Birikmiş ve ağırlaşmış sorunlar nedeniyle, 2014 yılı makro hedeflerine yaklaşılabilmesi adına ihracat özel bir önem taşıyor. Küresel düzeyde gelişmekte olan ekonomilere bakış açısının olumsuzlaşması hem rekabet koşullarını bozuyor hem de söz konusu bölgelere yapılacak dış satım imkanlarını sınırlıyor. İçinde bulunduğumuz koşulları öngöremeyen dış politika tercihleri ise ihracat cephesindeki sıkıntıyı dayanılmaz boyutlara taşıyor. AB’nin deflasyon baskısından çıkamıyor olması ise hareket yeteneğimizi önemli ölçüde sınırlıyor. Olumlu olarak algılanabilecek gelişmeleri abartmak artık yetmiyor, beklentiler umulan yörüngeye sokulamıyor.

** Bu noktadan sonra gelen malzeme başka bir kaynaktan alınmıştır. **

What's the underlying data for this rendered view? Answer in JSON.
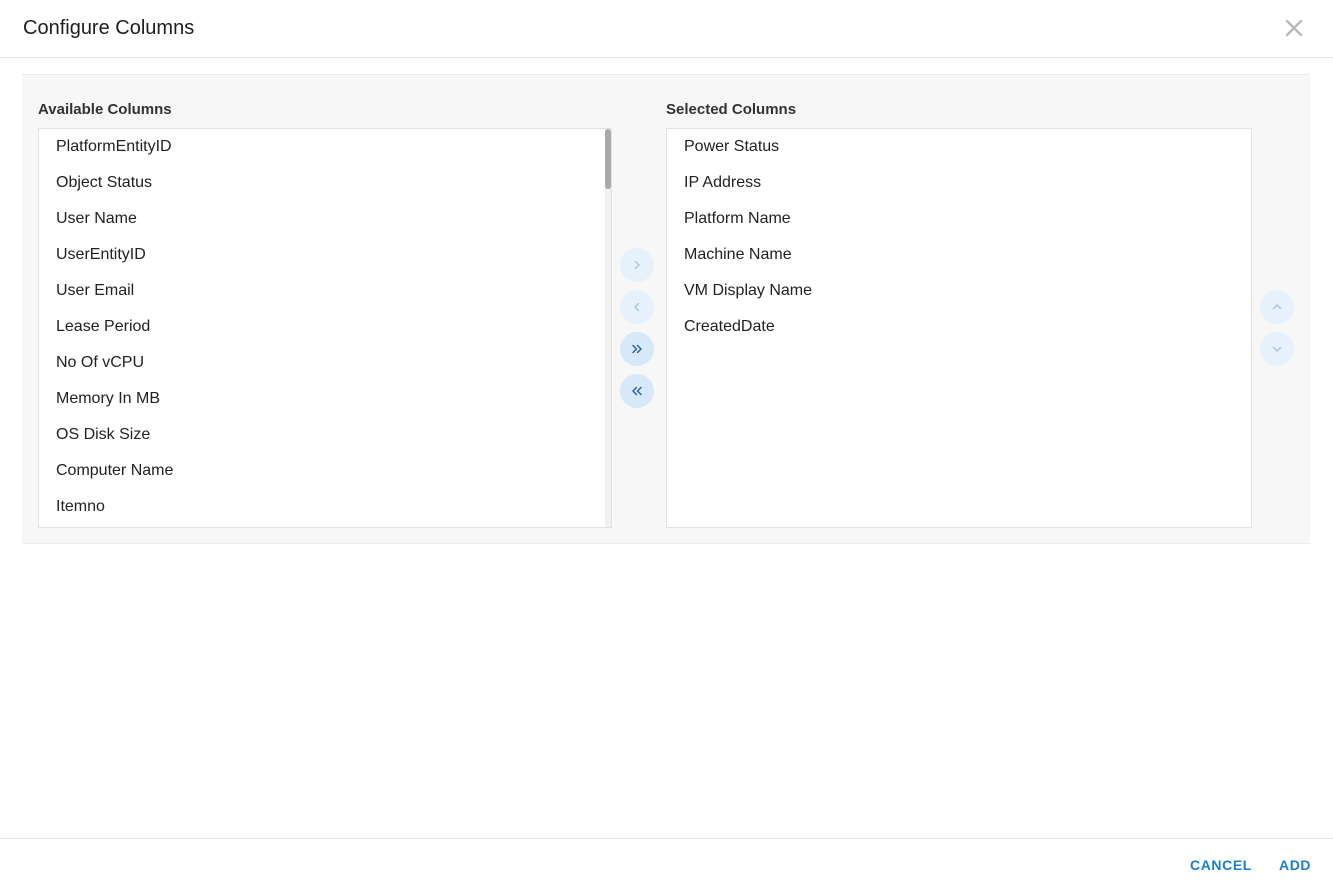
{
  "dialog": {
    "title": "Configure Columns",
    "close_icon": "close-icon"
  },
  "available": {
    "label": "Available Columns",
    "items": [
      "PlatformEntityID",
      "Object Status",
      "User Name",
      "UserEntityID",
      "User Email",
      "Lease Period",
      "No Of vCPU",
      "Memory In MB",
      "OS Disk Size",
      "Computer Name",
      "Itemno"
    ]
  },
  "selected": {
    "label": "Selected Columns",
    "items": [
      "Power Status",
      "IP Address",
      "Platform Name",
      "Machine Name",
      "VM Display Name",
      "CreatedDate"
    ]
  },
  "transfer_buttons": {
    "move_right_icon": "chevron-right-icon",
    "move_left_icon": "chevron-left-icon",
    "move_all_right_icon": "double-chevron-right-icon",
    "move_all_left_icon": "double-chevron-left-icon"
  },
  "order_buttons": {
    "move_up_icon": "chevron-up-icon",
    "move_down_icon": "chevron-down-icon"
  },
  "footer": {
    "cancel_label": "CANCEL",
    "add_label": "ADD"
  },
  "colors": {
    "accent": "#1a7fc8",
    "button_active_bg": "#d6e8f9",
    "button_dim_bg": "#e7f1fb",
    "panel_bg": "#f7f7f7"
  }
}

İran’ın nükleer çalışmalarında Batı ile uzlaşma yönünde olumlu gelişmeler yaşanması ve ambargo ihtimalinin kalkması olasılığı önemli bir gelişmedir. Fakat finansal piyasaların abarttığı gibi Türkiye lehine sonuçlar üretebileceği şüphelidir. Söz konusu ülke önemli bir pazardır, ancak seçeneklerinin artması ve Ortadoğu’ya ilişkin keskin bakış farklılıkları Türkiye’nin söz konusu pazardan umduğu oranda yararlanmasını engelleyebilir. Suriye, merkezi Irak yönetimiyle ciddi sorunlar yaşayan ve bunları çözemeyen bir Türkiye’nin Tahran’la ilişkileri daha yukarılara çıkarması pek mümkün olamayabilir…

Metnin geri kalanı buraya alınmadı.